DeepSec 2018 Talk: Left of Boom – Brian Contos
By Brian Contos, CISO of Verodin:
“The idea for my presentation “Left of Boom” was based on conversations I was having with some of my co-workers at Verodin. Many people on our team are former military and some served in Iraq and Afghanistan where they engaged in anti-IED (Improvised Explosive Device) missions. During these conversations I first heard the term, Left of Boom, and the more we discussed it, the more I found similarities with cybersecurity.
Left of Boom was made popular in 2007 in reference to the U.S. military combating improvised IED used by insurgents in Afghanistan and Iraq. The U.S. military spent billions of dollars developing technology and tactics to prevent and detect IEDs before detonation, with a goal of disrupting the bomb chain. This is an analog to cybersecurity as we strive to increase the incident prevention capabilities of our security tools and where we can’t prevent attacks, augment prevention with incident detection and response tools.
There is an urgent need for evidence in cybersecurity regarding the effectiveness of specific systems as well as the overall security systems of systems. Are my security tools preventing, detecting, logging, correlating, and alerting? Does the new configuration, patch, rule, or signature result in what was intended? Are systems that were working before still working or have they drifted from a known good state? Without evidence about our security effectiveness, how can we ever empirically answer these questions and get our organizations to the Left of Boom?
Studies across endpoint, network, email, and cloud security tools have established that, on average, we’re only getting about 15-25% effectiveness out of our incident prevention security tools. When it comes to incident detection, it’s as low as 25-35% effectiveness. And for SIEMs, their ability to effectively correlate and alert ranges between 0-45%. We haven’t put a big enough dent in our risk profile and we’re wasting time, money, and resources by not getting value from these security tools. In most cases, the problem isn’t that we have bad technology or ineffective security teams. Instead, it’s an inability to effectively measure, manage, improve, and communicate the security effectiveness of our security tools in a scalable manner that results in actionable evidence.
From a leadership perspective, we’re not able to communicate our security effectiveness to executives based on evidence because we don’t have the evidence. This is devastating, as cybersecurity isn’t about cyber risk – it’s about the financial and operational risk from cyber. Without evidence, executive decision makers can’t do their jobs effectively when it comes to protecting shareholder value, revenue, and reputation.

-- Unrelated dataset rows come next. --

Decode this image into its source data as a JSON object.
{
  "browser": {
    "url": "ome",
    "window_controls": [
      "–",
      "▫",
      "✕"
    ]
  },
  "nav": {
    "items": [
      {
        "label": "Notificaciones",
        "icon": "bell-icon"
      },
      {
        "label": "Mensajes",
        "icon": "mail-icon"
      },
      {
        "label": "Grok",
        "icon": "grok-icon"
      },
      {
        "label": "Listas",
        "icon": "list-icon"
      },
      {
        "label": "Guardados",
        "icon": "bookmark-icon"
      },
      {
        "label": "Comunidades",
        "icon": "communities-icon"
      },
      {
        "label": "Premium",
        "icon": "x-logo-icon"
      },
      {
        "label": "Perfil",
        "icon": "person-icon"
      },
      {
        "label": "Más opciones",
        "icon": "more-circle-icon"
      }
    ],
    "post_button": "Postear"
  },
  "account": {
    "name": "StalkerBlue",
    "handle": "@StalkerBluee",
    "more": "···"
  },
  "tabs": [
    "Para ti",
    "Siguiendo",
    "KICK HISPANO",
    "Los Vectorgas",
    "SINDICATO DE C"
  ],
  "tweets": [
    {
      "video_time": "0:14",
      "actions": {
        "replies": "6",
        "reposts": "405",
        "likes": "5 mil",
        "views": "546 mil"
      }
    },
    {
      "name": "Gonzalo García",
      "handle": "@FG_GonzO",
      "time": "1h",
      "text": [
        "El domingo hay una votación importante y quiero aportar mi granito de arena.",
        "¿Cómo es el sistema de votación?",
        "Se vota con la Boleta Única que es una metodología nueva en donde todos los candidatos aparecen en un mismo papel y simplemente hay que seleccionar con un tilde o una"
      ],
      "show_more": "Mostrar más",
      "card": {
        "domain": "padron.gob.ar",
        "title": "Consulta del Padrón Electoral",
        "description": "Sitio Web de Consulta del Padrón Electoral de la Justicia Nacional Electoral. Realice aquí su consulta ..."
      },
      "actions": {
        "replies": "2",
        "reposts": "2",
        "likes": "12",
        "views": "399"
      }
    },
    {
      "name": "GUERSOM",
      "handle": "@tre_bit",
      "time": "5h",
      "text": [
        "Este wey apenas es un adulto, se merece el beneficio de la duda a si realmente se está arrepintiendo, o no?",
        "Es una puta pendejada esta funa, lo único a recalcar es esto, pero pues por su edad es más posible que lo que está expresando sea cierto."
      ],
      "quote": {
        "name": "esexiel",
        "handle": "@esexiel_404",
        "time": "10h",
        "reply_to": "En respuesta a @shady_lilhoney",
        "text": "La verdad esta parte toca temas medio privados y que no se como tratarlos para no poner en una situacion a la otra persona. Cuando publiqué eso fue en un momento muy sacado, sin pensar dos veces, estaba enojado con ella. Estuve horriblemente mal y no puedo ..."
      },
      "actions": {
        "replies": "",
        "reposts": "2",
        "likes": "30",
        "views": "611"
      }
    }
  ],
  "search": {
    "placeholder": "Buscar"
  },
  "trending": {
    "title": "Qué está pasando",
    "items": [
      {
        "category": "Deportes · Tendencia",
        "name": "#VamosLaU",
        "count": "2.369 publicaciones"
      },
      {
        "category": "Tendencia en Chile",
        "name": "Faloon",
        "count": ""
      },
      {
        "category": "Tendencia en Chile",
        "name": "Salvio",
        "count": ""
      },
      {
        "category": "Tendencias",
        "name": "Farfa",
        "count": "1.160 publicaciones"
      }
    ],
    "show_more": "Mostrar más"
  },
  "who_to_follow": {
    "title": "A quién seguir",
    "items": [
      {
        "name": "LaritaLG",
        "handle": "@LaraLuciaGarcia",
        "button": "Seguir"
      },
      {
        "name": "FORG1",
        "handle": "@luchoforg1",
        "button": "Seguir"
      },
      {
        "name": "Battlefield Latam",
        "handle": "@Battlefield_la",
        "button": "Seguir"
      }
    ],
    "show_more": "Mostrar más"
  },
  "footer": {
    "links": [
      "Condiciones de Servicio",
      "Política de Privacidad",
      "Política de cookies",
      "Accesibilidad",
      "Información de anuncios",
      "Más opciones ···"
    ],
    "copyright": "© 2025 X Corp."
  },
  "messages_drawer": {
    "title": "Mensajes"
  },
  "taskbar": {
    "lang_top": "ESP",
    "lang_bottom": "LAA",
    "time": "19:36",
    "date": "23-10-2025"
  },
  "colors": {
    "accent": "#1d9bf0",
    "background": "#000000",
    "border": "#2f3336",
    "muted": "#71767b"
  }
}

This presentation will demonstrate automated methods to mitigate these problems. It will identify approaches that you can apply to improve the effectiveness of your security tools, security teams, and processes. Following this presentation, you’ll be able to develop your own strategy to get Left of Boom. If you feel that you don’t have the cybersecurity evidence to know, empirically, what’s working, what’s not, how to fix it, how to verify the fix worked, and how to make sure it stays working across your security tools, your people, and the processes they follow, this presentation is for you.”
Brian Contos is the CISO & VP Technology Innovation at Verodin. He is a seasoned executive with over two decades of experience in the security industry, board advisor, entrepreneur and author. After getting his start in security with the Defense Information Systems Agency (DISA) and later Bell Labs, he began the process of building security startups and taking multiple companies through successful IPOs and acquisitions including: Riptech, ArcSight, Imperva, McAfee and Solera Networks.
Brian has worked in over 50 countries across six continents. He has authored several security books, his latest with the former Deputy Director of the NSA, spoken at leading security events globally, and frequently appears in the news. He was recently featured in a cyberwar documentary alongside General Michael Hayden (former Director NSA and CIA).